Part of the auto choke adjustment involves the black thermal cover. By loosening the set screws, that cover or dial can actually be rotated in accordance with some index marks for a more Rich or lean setting. It takes some trial and error to get it set properly. And of course, what works well in the dead of winter May be overkill in the warmer months, which means more adjusting for those conditions.

I'm still perplexed as to why your battery cable got hot enough to sizzle like that. My speculations are: a. There is significant build up of lead acid corrosion hidden inside the cable. Corrosion creates electrical resistance. Electrical resistance creates heat...ergo crispy cable. Solution...replace the cable. Or b. The alternator is putting out too much current and that union at the starter solenoid is where things came to a head electrically speaking. With your intermittent power disruptions, option a seems to be the most logical scenario.
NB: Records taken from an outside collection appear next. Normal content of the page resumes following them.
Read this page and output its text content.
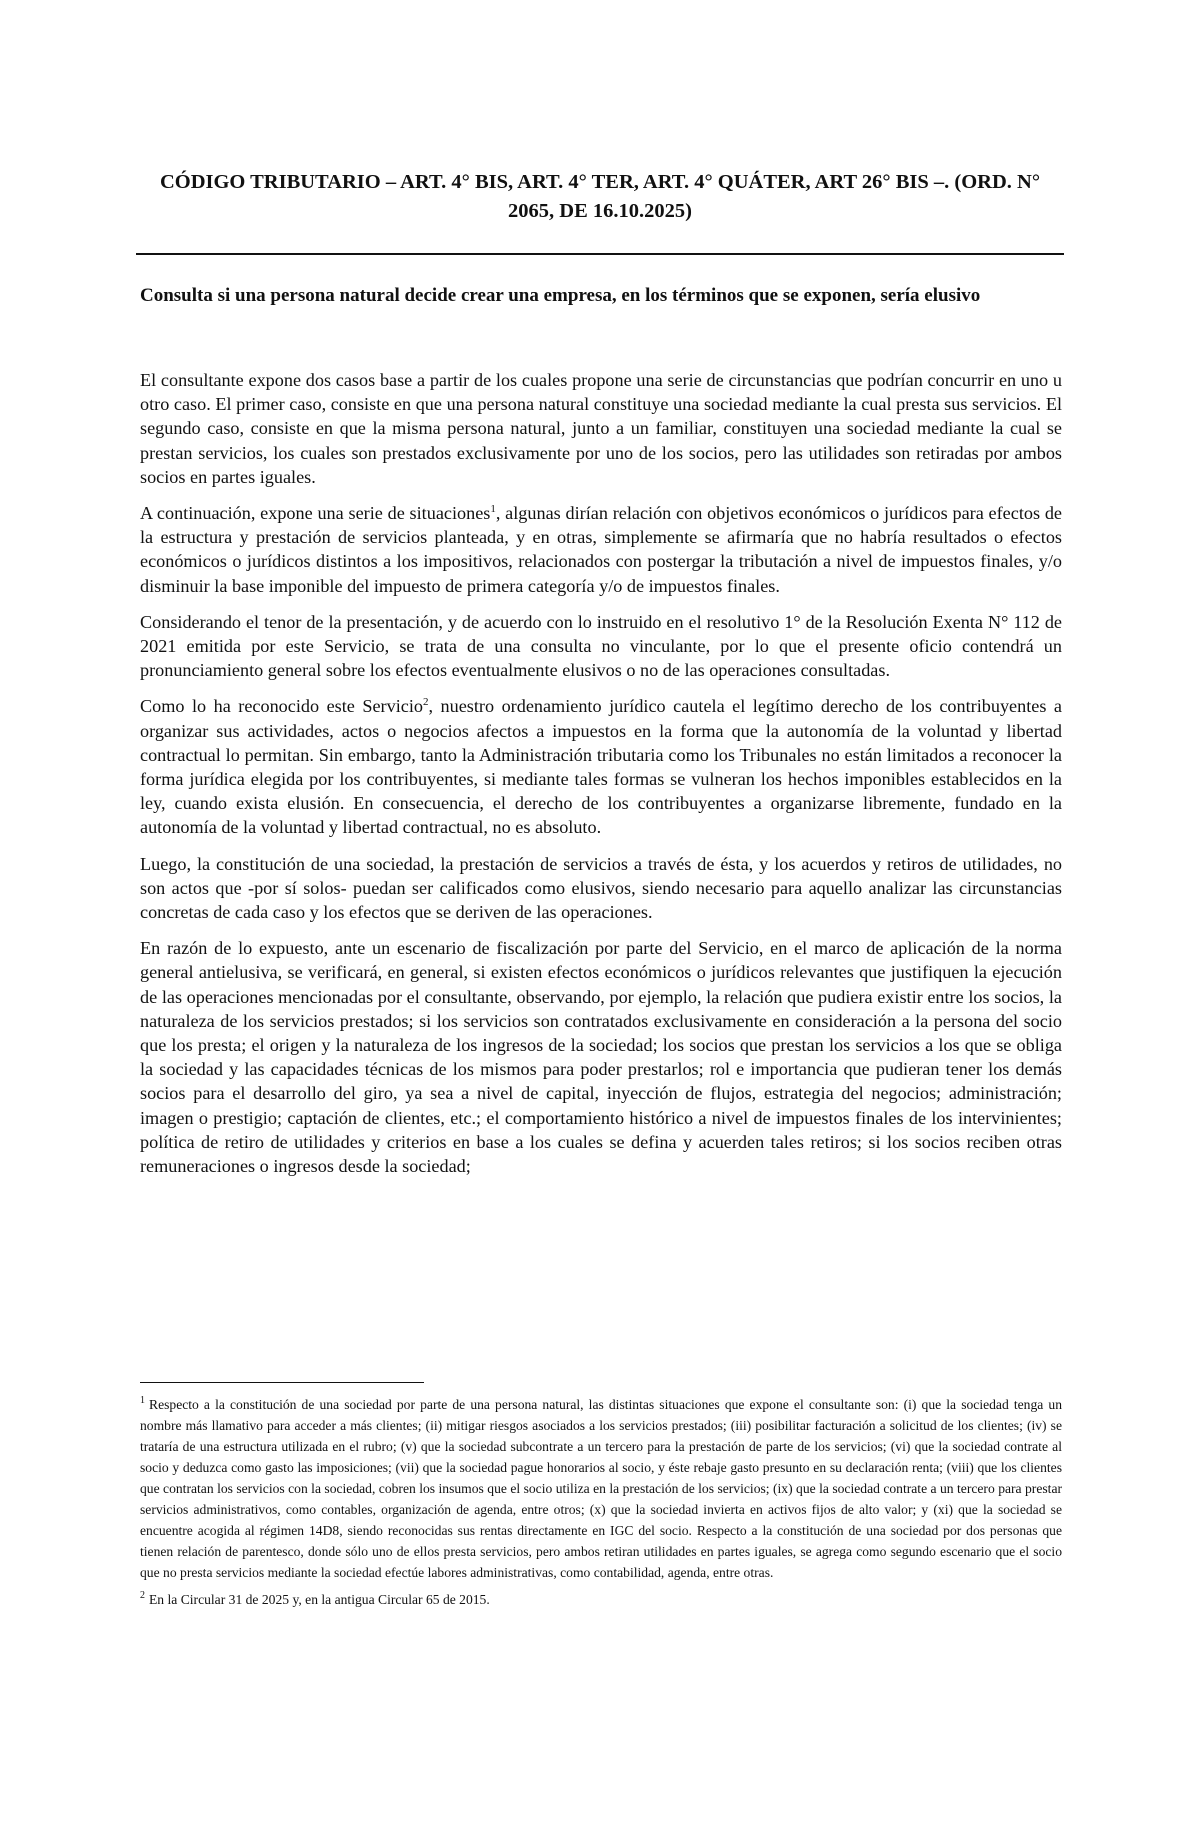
CÓDIGO TRIBUTARIO – ART. 4° BIS, ART. 4° TER, ART. 4° QUÁTER, ART 26° BIS –. (ORD. N° 2065, DE 16.10.2025)
Consulta si una persona natural decide crear una empresa, en los términos que se exponen, sería elusivo

El consultante expone dos casos base a partir de los cuales propone una serie de circunstancias que podrían concurrir en uno u otro caso. El primer caso, consiste en que una persona natural constituye una sociedad mediante la cual presta sus servicios. El segundo caso, consiste en que la misma persona natural, junto a un familiar, constituyen una sociedad mediante la cual se prestan servicios, los cuales son prestados exclusivamente por uno de los socios, pero las utilidades son retiradas por ambos socios en partes iguales.

A continuación, expone una serie de situaciones$^1$, algunas dirían relación con objetivos económicos o jurídicos para efectos de la estructura y prestación de servicios planteada, y en otras, simplemente se afirmaría que no habría resultados o efectos económicos o jurídicos distintos a los impositivos, relacionados con postergar la tributación a nivel de impuestos finales, y/o disminuir la base imponible del impuesto de primera categoría y/o de impuestos finales.

Considerando el tenor de la presentación, y de acuerdo con lo instruido en el resolutivo 1° de la Resolución Exenta N° 112 de 2021 emitida por este Servicio, se trata de una consulta no vinculante, por lo que el presente oficio contendrá un pronunciamiento general sobre los efectos eventualmente elusivos o no de las operaciones consultadas.

Como lo ha reconocido este Servicio$^2$, nuestro ordenamiento jurídico cautela el legítimo derecho de los contribuyentes a organizar sus actividades, actos o negocios afectos a impuestos en la forma que la autonomía de la voluntad y libertad contractual lo permitan. Sin embargo, tanto la Administración tributaria como los Tribunales no están limitados a reconocer la forma jurídica elegida por los contribuyentes, si mediante tales formas se vulneran los hechos imponibles establecidos en la ley, cuando exista elusión. En consecuencia, el derecho de los contribuyentes a organizarse libremente, fundado en la autonomía de la voluntad y libertad contractual, no es absoluto.

Luego, la constitución de una sociedad, la prestación de servicios a través de ésta, y los acuerdos y retiros de utilidades, no son actos que -por sí solos- puedan ser calificados como elusivos, siendo necesario para aquello analizar las circunstancias concretas de cada caso y los efectos que se deriven de las operaciones.

En razón de lo expuesto, ante un escenario de fiscalización por parte del Servicio, en el marco de aplicación de la norma general antielusiva, se verificará, en general, si existen efectos económicos o jurídicos relevantes que justifiquen la ejecución de las operaciones mencionadas por el consultante, observando, por ejemplo, la relación que pudiera existir entre los socios, la naturaleza de los servicios prestados; si los servicios son contratados exclusivamente en consideración a la persona del socio que los presta; el origen y la naturaleza de los ingresos de la sociedad; los socios que prestan los servicios a los que se obliga la sociedad y las capacidades técnicas de los mismos para poder prestarlos; rol e importancia que pudieran tener los demás socios para el desarrollo del giro, ya sea a nivel de capital, inyección de flujos, estrategia del negocios; administración; imagen o prestigio; captación de clientes, etc.; el comportamiento histórico a nivel de impuestos finales de los intervinientes; política de retiro de utilidades y criterios en base a los cuales se defina y acuerden tales retiros; si los socios reciben otras remuneraciones o ingresos desde la sociedad;

$^1$ Respecto a la constitución de una sociedad por parte de una persona natural, las distintas situaciones que expone el consultante son: (i) que la sociedad tenga un nombre más llamativo para acceder a más clientes; (ii) mitigar riesgos asociados a los servicios prestados; (iii) posibilitar facturación a solicitud de los clientes; (iv) se trataría de una estructura utilizada en el rubro; (v) que la sociedad subcontrate a un tercero para la prestación de parte de los servicios; (vi) que la sociedad contrate al socio y deduzca como gasto las imposiciones; (vii) que la sociedad pague honorarios al socio, y éste rebaje gasto presunto en su declaración renta; (viii) que los clientes que contratan los servicios con la sociedad, cobren los insumos que el socio utiliza en la prestación de los servicios; (ix) que la sociedad contrate a un tercero para prestar servicios administrativos, como contables, organización de agenda, entre otros; (x) que la sociedad invierta en activos fijos de alto valor; y (xi) que la sociedad se encuentre acogida al régimen 14D8, siendo reconocidas sus rentas directamente en IGC del socio. Respecto a la constitución de una sociedad por dos personas que tienen relación de parentesco, donde sólo uno de ellos presta servicios, pero ambos retiran utilidades en partes iguales, se agrega como segundo escenario que el socio que no presta servicios mediante la sociedad efectúe labores administrativas, como contabilidad, agenda, entre otras.

$^2$ En la Circular 31 de 2025 y, en la antigua Circular 65 de 2015.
Are you waiting to take voltage readings at the coil + with the key off until you can get the battery cable replaced? That would be a good idea, but I still want to hear those results from you.
 
Thanks, we always expect the worst with our inspections.
Ok, so here are the nembers, and I don't think you are going to like them.
First. The coil is getting nothing with the key off. Goody!
Engine running: 14 on the resisted wire and 13 to the dizzy.
Alt: engine running as follows. Red 14.8, black 15.6, blue 15.4.
Key off blue and red 12.35.

Selonoid, engine running: white 0, pos + from bat 14.8, green 13.7.

I cut about 2 inches off the end of the pos cable to the start and replaced the end, auto store didn't have a cable in stock long enough. Suprisingly the copper wire inside was fairly clean, just a touch of tarnish, but no corrosio

I adjusted the choke and idle cam screw, it still seams real tight and doesn't let the choke pull it down. I did just a little adjusting of the carb mixing screws because it was idleing rough. It is smoother now, but I am sure far from where it needs to be. One step at a time.

I know it seams like I am jummping around, but I really am just trying to work on one issue at a time. It just seams like an adjustment in one location effects 3 others.
 
Zero at coil + with key off is what we want.
I don't like the coil + gaining voltage while the engine is running. It should display less than 12 volts through the resistor wire.
Your alternator should output a maximum of 14 volts at engine speeds above 2k rpms. A couple decimal points above that...probably not a big deal. Upper 14's and above with engine speed below 2k rpms shouldn't be happening. I know you said you had this alt tested, but a good alternator would not produce readings that high. You have another alternator, right? Its a pain, but I think you need to swap alts and retest.
 
Swapped the alt. Had to swap the pully as well, I couldn't get enough tension on it.
Here are teh numbers, warm engine, at idle of approx 700.
I hope to get a tac for Christmas..
Alt red 14.8, black 11.8, blue 14.8.
Coil: 12.2, 9.3 to dizzy..
I will get the alt model numb for you later. I have to run out.
 
Well I think that's better. The 14.8 is still a bit higher than I'd like to see, but might be good enough that your battery cable won't turn into chicken fried steak. Might be time now to run it for a while with a sharp eye and nose trained on the solenoid area for any signs of excess heat/smoke.